"I want the bird in the hand," said Archibald solemnly.

"You will cook your bird, old fellow, and eat it with all accessories: bread sauce, rich gravy, the succulent salade Romaine, but you will never hear it sing. A bird in the hand never sings."

The night was very still when Mark and Betty descended the stone steps which led to the fountain: a lovers' night, fragrant with a thousand essences. Silvery shafts of moonlight pierced the darkness of the park, and fell tenderly on the nymphs about the fountain. But Aphrodite was not yet revealed, for her pool lay in shadow guarded by sentinel yews and cypress.

Mark disappeared for a moment; the surface of the pool was troubled; then, with a soft, sibilant sound, the waters rose and enveloped the goddess.

"We are in the nick of time," whispered Mark.

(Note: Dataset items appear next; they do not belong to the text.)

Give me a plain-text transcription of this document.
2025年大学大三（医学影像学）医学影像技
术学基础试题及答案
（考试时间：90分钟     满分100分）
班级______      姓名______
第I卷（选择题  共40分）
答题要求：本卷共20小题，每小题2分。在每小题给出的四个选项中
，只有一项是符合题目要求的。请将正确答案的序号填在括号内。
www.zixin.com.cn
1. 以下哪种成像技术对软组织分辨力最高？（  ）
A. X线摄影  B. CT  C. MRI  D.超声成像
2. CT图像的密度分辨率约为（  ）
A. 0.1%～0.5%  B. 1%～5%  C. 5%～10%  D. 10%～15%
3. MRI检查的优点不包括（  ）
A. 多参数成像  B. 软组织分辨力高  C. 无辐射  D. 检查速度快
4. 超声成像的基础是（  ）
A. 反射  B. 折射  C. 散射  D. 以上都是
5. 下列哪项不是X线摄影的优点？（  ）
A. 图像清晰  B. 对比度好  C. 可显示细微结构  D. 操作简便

As he spoke the moon topped the trees. For a moment a white flame seemed to sparkle round the brows of Aphrodite; then the features were revealed: the languorous half-opened eyes, the dimpled cheeks, the adorable mouth with its shy smile. The sculptor had suggested the admixture of fear and delight, a shrinking from the embrace of the unknown element, a virginal protest indicated by a gesture of taper fingers and slender shoulders, a protest overpowered by a subtle relaxing of the whole body, the nymph surrendering herself to Life and Love.

Mark turned to Betty. She met his eyes and then turned aside her own. The nymph with the phorminx smiled. And the amorini looked on approving. Mark had the hunger of Romeo on his thin face, the hunger of the beggar who has seen white loaves through the windows of a baker's shop. At Milan there is a hole in the wall whence, long ago, unhappy prisoners looked out upon tables spread with savoury viands: wretches condemned to starve—within sight and smell of baked meats and sparkling wines!

Mark looked again at Betty's face, now pensive, although the dimples were deepening. The elusive tints of the gown, transmuted by the moonbeams into a silvery radiance, shimmered like the watery tissues of the goddess; the opals at her throat might have been dewdrops.

"Dear Betty," he whispered.

She lifted her heavy lids. The eyes beneath were dark as the shadows cast by the cypress, and troubled as the waters of the pool. What darkened and troubled them? What intuition or premonition of sorrow and suffering? But Mark saw the underglow which reflected the flames of his heart.